Une fois le processus de compilation terminé, les documents deviendront accessibles dans le système de documentation intégré au moteur.

Afin de maintenir la documentation à jour, il vous suffit de modifier un des fichiers XML et de recompiler le moteur.

Si vous modifiez l'API de votre module, vous pouvez également ré-extraire la documention, elles contiendront les éléments que vous avez précédemment ajoutés. Bien sûr, si vous le pointez vers votre dossier godot, assurez-vous de ne pas perdre de travail en extrayant une ancienne documentation d'une ancienne compilation du moteur sur les nouvelles.

Notez que si vous n'avez pas les droits d'accès en écriture à votre <path> fourni, vous pourriez rencontrer une erreur similaire à la suivante :

ERROR: Can't write doc file: docs/doc/classes/@GDScript.xml
   At: editor/doc/doc_data.cpp:956

Ajout d'icônes d'éditeur personnalisé

De la même manière que vous pouvez écrire une documentation autonome dans un module, vous pouvez également créer vos propres icônes personnalisées pour les classes afin qu'elles apparaissent dans l'éditeur.

Pour le processus de création des icônes d'éditeur à intégrer dans le moteur, veuillez d'abord vous référer à Icônes de l'éditeur.

Une fois que vous avez créé votre(vos) icône(s), procédez selon les étapes suivantes :

  1. Faire un nouveau répertoire dans la racine du module nommé icons.
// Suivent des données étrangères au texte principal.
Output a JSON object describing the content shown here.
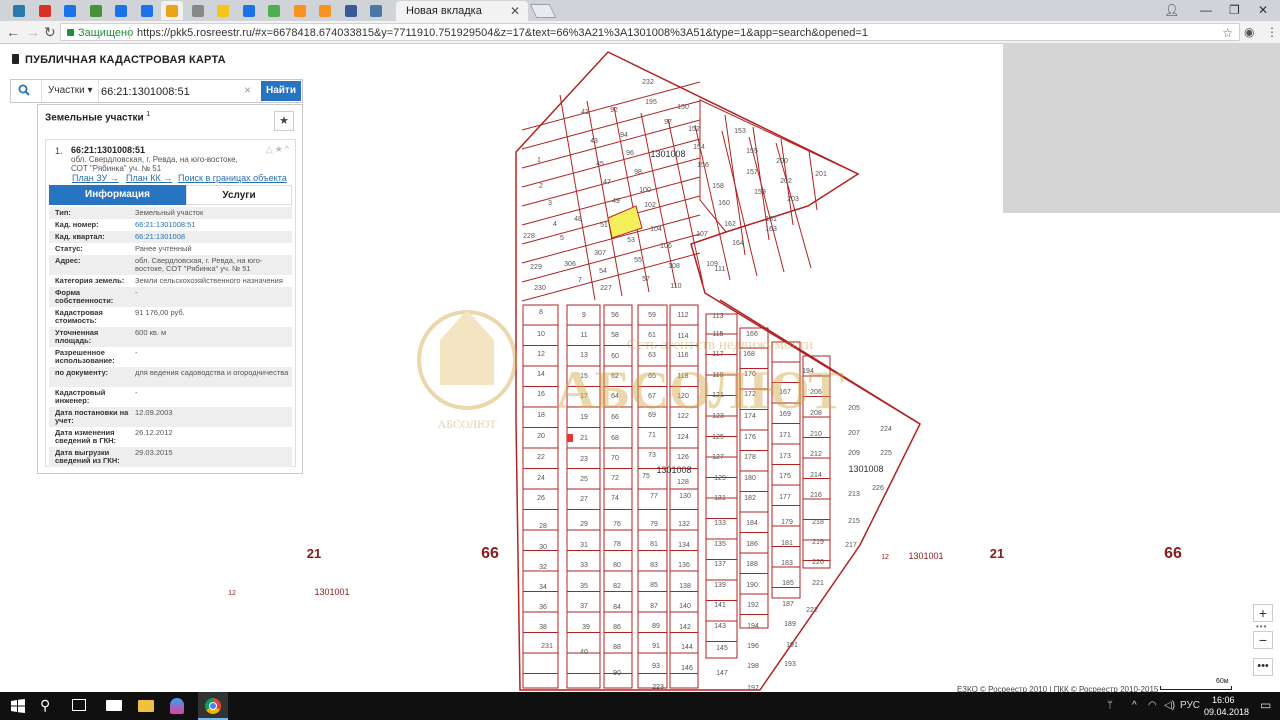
{
  "browser": {
    "active_tab_title": "Новая вкладка",
    "secure_label": "Защищено",
    "url": "https://pkk5.rosreestr.ru/#x=6678418.674033815&y=7711910.751929504&z=17&text=66%3A21%3A1301008%3A51&type=1&app=search&opened=1",
    "pinned_tab_icons": [
      "app-icon",
      "mail-icon",
      "settings-icon",
      "maps-icon",
      "browser-icon",
      "puzzle-icon",
      "chrome-icon",
      "cursor-icon",
      "star-icon",
      "map-pin-icon",
      "whatsapp-icon",
      "odnoklassniki-icon",
      "odnoklassniki-icon",
      "facebook-icon",
      "vk-icon"
    ],
    "pinned_tab_colors": [
      "#2a7ab0",
      "#d93025",
      "#1a73e8",
      "#4a8f3c",
      "#1a73e8",
      "#1a73e8",
      "#e8a317",
      "#888888",
      "#f5c518",
      "#1a73e8",
      "#4caf50",
      "#f7931e",
      "#f7931e",
      "#3b5998",
      "#4a76a8"
    ]
  },
  "app": {
    "title": "ПУБЛИЧНАЯ КАДАСТРОВАЯ КАРТА",
    "search": {
      "type_label": "Участки",
      "query": "66:21:1301008:51",
      "button": "Найти"
    },
    "panel": {
      "header": "Земельные участки",
      "count": "1",
      "result": {
        "index": "1.",
        "cad_number": "66:21:1301008:51",
        "address": "обл. Свердловская, г. Ревда, на юго-востоке, СОТ \"Рябинка\" уч. № 51",
        "links": [
          "План ЗУ →",
          "План КК →",
          "Поиск в границах объекта →"
        ],
        "tabs": [
          "Информация",
          "Услуги"
        ],
        "info": [
          {
            "key": "Тип:",
            "value": "Земельный участок",
            "link": false
          },
          {
            "key": "Кад. номер:",
            "value": "66:21:1301008:51",
            "link": true
          },
          {
            "key": "Кад. квартал:",
            "value": "66:21:1301008",
            "link": true
          },
          {
            "key": "Статус:",
            "value": "Ранее учтенный",
            "link": false
          },
          {
            "key": "Адрес:",
            "value": "обл. Свердловская, г. Ревда, на юго-востоке, СОТ \"Рябинка\" уч. № 51",
            "link": false
          },
          {
            "key": "Категория земель:",
            "value": "Земли сельскохозяйственного назначения",
            "link": false
          },
          {
            "key": "Форма собственности:",
            "value": "-",
            "link": false
          },
          {
            "key": "Кадастровая стоимость:",
            "value": "91 176,00 руб.",
            "link": false
          },
          {
            "key": "Уточненная площадь:",
            "value": "600 кв. м",
            "link": false
          },
          {
            "key": "Разрешенное использование:",
            "value": "-",
            "link": false
          },
          {
            "key": "по документу:",
            "value": "для ведения садоводства и огородничества",
            "link": false
          },
          {
            "key": "Кадастровый инженер:",
            "value": "-",
            "link": false
          },
          {
            "key": "Дата постановки на учет:",
            "value": "12.09.2003",
            "link": false
          },
          {
            "key": "Дата изменения сведений в ГКН:",
            "value": "26.12.2012",
            "link": false
          },
          {
            "key": "Дата выгрузки сведений из ГКН:",
            "value": "29.03.2015",
            "link": false
          }
        ]
      }
    }
  },
  "map": {
    "quarter_labels": [
      "1301008",
      "1301008",
      "1301008"
    ],
    "district_label": "21",
    "region_label": "66",
    "small_label": "12",
    "neighbor_quarter": "1301001",
    "selected_parcel": "51",
    "watermark_line1": "Сеть агентств недвижимости",
    "watermark_line2": "АБСОЛЮТ",
    "watermark_small": "АБСОЛЮТ",
    "parcel_color": "#b22222",
    "selected_color": "#f4ef5a",
    "attribution": "ЕЗКО © Росреестр 2010 | ПКК © Росреестр 2010-2015",
    "scale": "60м",
    "zoom_in": "+",
    "zoom_out": "−",
    "more": "•••"
  },
  "taskbar": {
    "lang": "РУС",
    "time": "16:06",
    "date": "09.04.2018"
  }
}
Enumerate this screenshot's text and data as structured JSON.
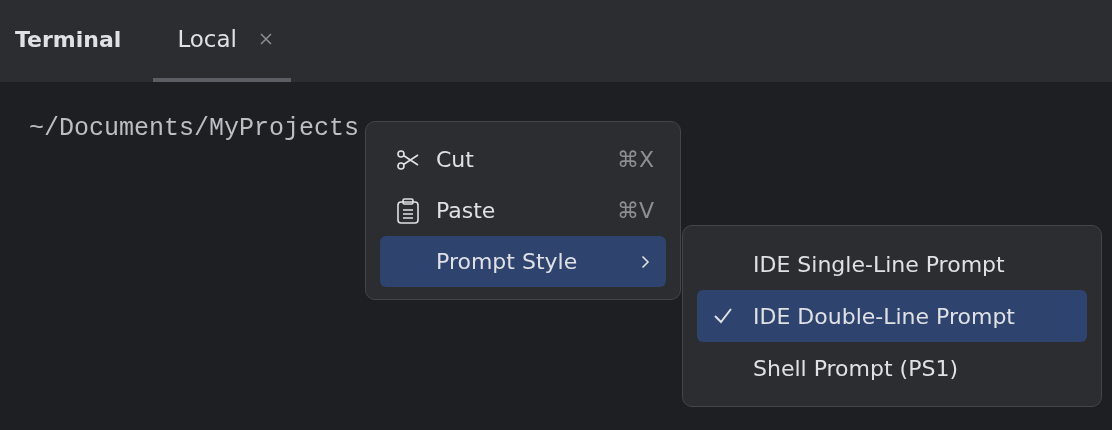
{
  "tool_window": {
    "title": "Terminal",
    "tabs": [
      {
        "label": "Local",
        "selected": true
      }
    ]
  },
  "terminal": {
    "lines": [
      "~/Documents/MyProjects"
    ]
  },
  "context_menu": {
    "items": [
      {
        "kind": "cut",
        "label": "Cut",
        "shortcut": "⌘X",
        "selected": false
      },
      {
        "kind": "paste",
        "label": "Paste",
        "shortcut": "⌘V",
        "selected": false
      },
      {
        "kind": "submenu",
        "label": "Prompt Style",
        "selected": true
      }
    ]
  },
  "submenu": {
    "items": [
      {
        "label": "IDE Single-Line Prompt",
        "checked": false,
        "selected": false
      },
      {
        "label": "IDE Double-Line Prompt",
        "checked": true,
        "selected": true
      },
      {
        "label": "Shell Prompt (PS1)",
        "checked": false,
        "selected": false
      }
    ]
  }
}
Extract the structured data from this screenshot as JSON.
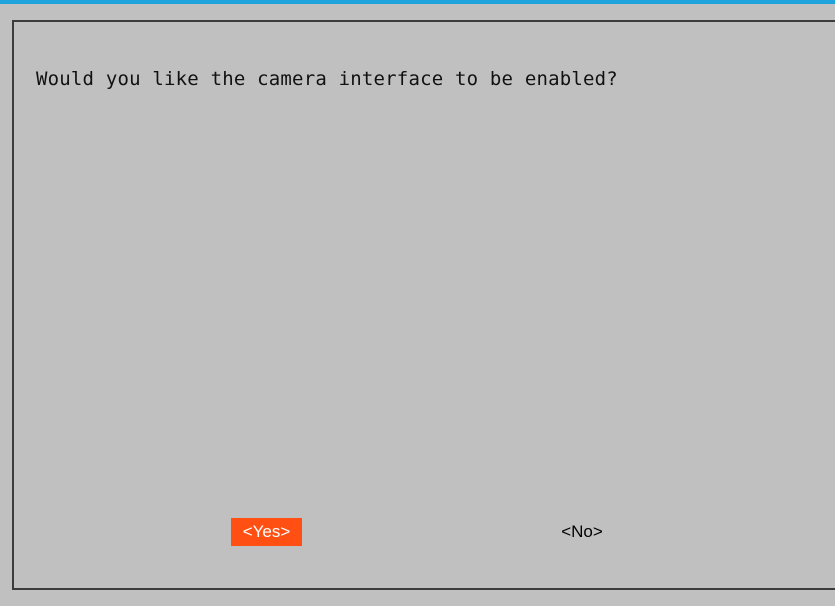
{
  "dialog": {
    "question": "Would you like the camera interface to be enabled?",
    "yes_label": "<Yes>",
    "no_label": "<No>",
    "selected": "yes"
  },
  "colors": {
    "background": "#c0c0c0",
    "accent_top_line": "#1ea3dc",
    "selected_button": "#ff4f12",
    "border": "#3c3c3c"
  }
}
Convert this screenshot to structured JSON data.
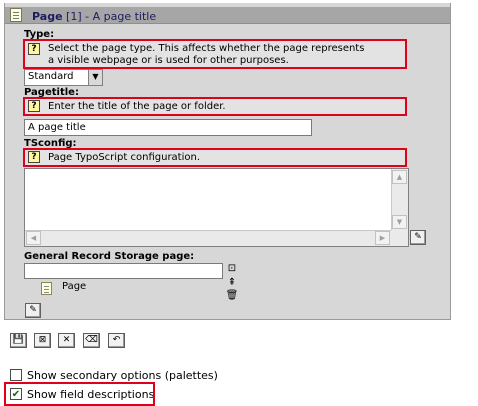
{
  "header": {
    "record_type": "Page",
    "record_uid": "[1]",
    "record_title": "- A page title",
    "icon": "page-icon"
  },
  "fields": {
    "type": {
      "label": "Type:",
      "description_line1": "Select the page type. This affects whether the page represents",
      "description_line2": "a visible webpage or is used for other purposes.",
      "value": "Standard"
    },
    "pagetitle": {
      "label": "Pagetitle:",
      "description": "Enter the title of the page or folder.",
      "value": "A page title"
    },
    "tsconfig": {
      "label": "TSconfig:",
      "description": "Page TypoScript configuration.",
      "value": ""
    },
    "storage": {
      "label": "General Record Storage page:",
      "input_value": "",
      "selected_item": "Page"
    }
  },
  "toolbar": {
    "buttons": [
      "save-icon",
      "save-and-close-icon",
      "close-icon",
      "delete-icon",
      "undo-icon"
    ]
  },
  "options": {
    "secondary": {
      "label": "Show secondary options (palettes)",
      "checked": false
    },
    "descriptions": {
      "label": "Show field descriptions",
      "checked": true
    }
  },
  "colors": {
    "highlight": "#e0001a",
    "header_bg": "#a6a6a6",
    "panel_bg": "#d7d7d7",
    "title_text": "#1c1c60"
  }
}
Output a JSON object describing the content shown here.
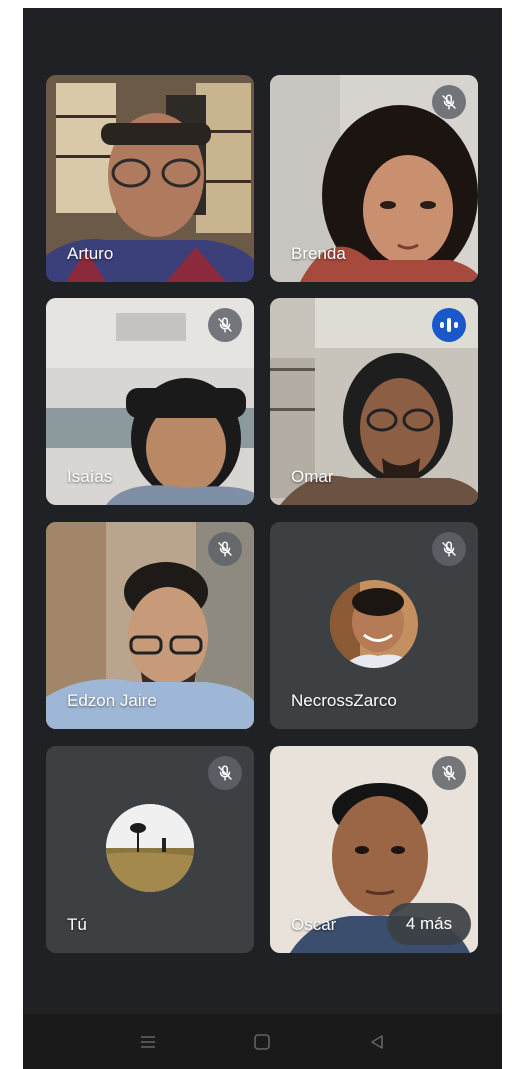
{
  "participants": [
    {
      "name": "Arturo",
      "muted": false,
      "speaking": false
    },
    {
      "name": "Brenda",
      "muted": true,
      "speaking": false
    },
    {
      "name": "Isaías",
      "muted": true,
      "speaking": false
    },
    {
      "name": "Omar",
      "muted": false,
      "speaking": true
    },
    {
      "name": "Edzon Jaire",
      "muted": true,
      "speaking": false
    },
    {
      "name": "NecrossZarco",
      "muted": true,
      "speaking": false
    },
    {
      "name": "Tú",
      "muted": true,
      "speaking": false
    },
    {
      "name": "Oscar",
      "muted": true,
      "speaking": false
    }
  ],
  "more_label": "4 más",
  "colors": {
    "background": "#202124",
    "tile": "#3c4043",
    "speaking_indicator": "#1a58c9",
    "mute_badge": "#5f6368"
  },
  "icons": {
    "mute": "mic-off-icon",
    "speaking": "audio-level-icon",
    "nav": [
      "menu-icon",
      "home-icon",
      "back-icon"
    ]
  }
}
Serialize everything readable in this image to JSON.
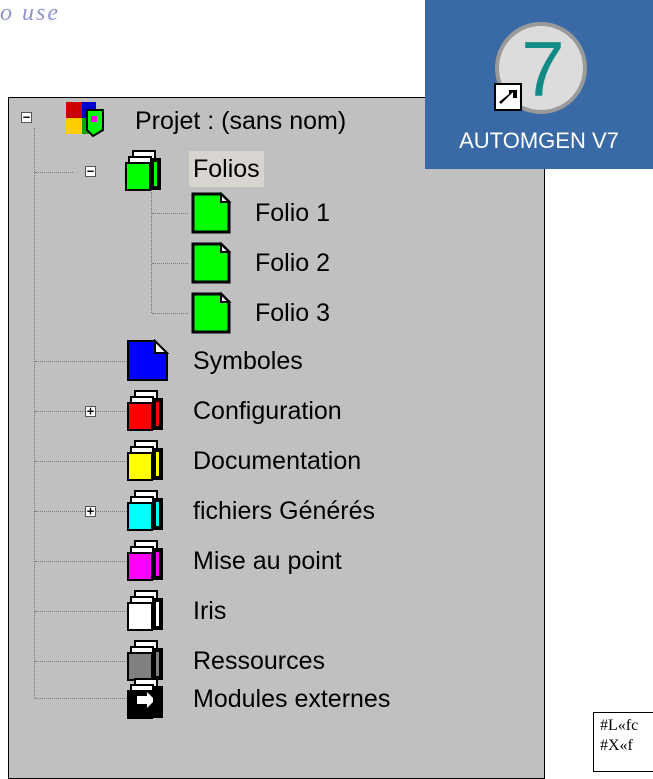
{
  "scribble_text": "o use",
  "tree": {
    "root": {
      "label": "Projet : (sans nom)"
    },
    "folios": {
      "label": "Folios",
      "children": [
        "Folio 1",
        "Folio 2",
        "Folio 3"
      ]
    },
    "items": [
      {
        "label": "Symboles"
      },
      {
        "label": "Configuration"
      },
      {
        "label": "Documentation"
      },
      {
        "label": "fichiers Générés"
      },
      {
        "label": "Mise au point"
      },
      {
        "label": "Iris"
      },
      {
        "label": "Ressources"
      },
      {
        "label": "Modules externes"
      }
    ]
  },
  "shortcut": {
    "label": "AUTOMGEN V7",
    "number": "7",
    "icon": "automgen-app-icon"
  },
  "snippet": {
    "line1": "#L«fc",
    "line2": "#X«f"
  },
  "colors": {
    "panel": "#c0c0c0",
    "desktop": "#3a6aa5",
    "folio": "#00ff00",
    "symboles": "#0000ff",
    "configuration": "#ff0000",
    "documentation": "#ffff00",
    "fichiers": "#00ffff",
    "mise_au_point": "#ff00ff",
    "iris": "#ffffff",
    "ressources": "#808080",
    "modules": "#000000"
  }
}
Ceci est le chemin par défaut que le moteur utilisera pour chercher les icônes du module pour l'éditeur.
  2. Déplacez vos icônes svg nouvellement créées (optimisé ou non) dans ce dossier.
  3. Recompilez le moteur et exécutez l'éditeur. Maintenant les icônes apparaîtront dans l'interface de l'éditeur où c'est nécessaire.

Si vous souhaitez stocker vos icônes ailleurs dans votre module, ajoutez l'extrait de code suivant à config.py pour remplacer le chemin par défaut :

def get_icons_path():
    return "path/to/icons"

En résumé

Se rappeler de :

  • Utiliser la macro GDCLASS pour l'héritage, pour que Godot puisse l'envelopper
  • Utilisez _bind_methods pour lier vos fonctions au scripting, et pour leur permettre de fonctionner comme des rappels pour les signaux.

Mais ce n'est pas tout, en fonction de ce que vous faites, vous rencontrez quelques surprises (espérons-les positives).

  • Si vous héritez depuis Node (ou d'un type de nœud dérivé, tel que Sprite), votre nouvelle classe apparaîtra dans l'éditeur, dans l'arbre d'héritage dans la boîte de dialogue "Ajouter Nœud".
  • Si vous héritez de la Resource, elle apparaîtra dans la liste des ressources, et toutes les propriétés exposées peuvent être sérialisées lors de l'enregistrement/chargement.
  • Par cette même logique, vous pouvez étendre l'Éditeur et presque n'importe quelle zone du moteur.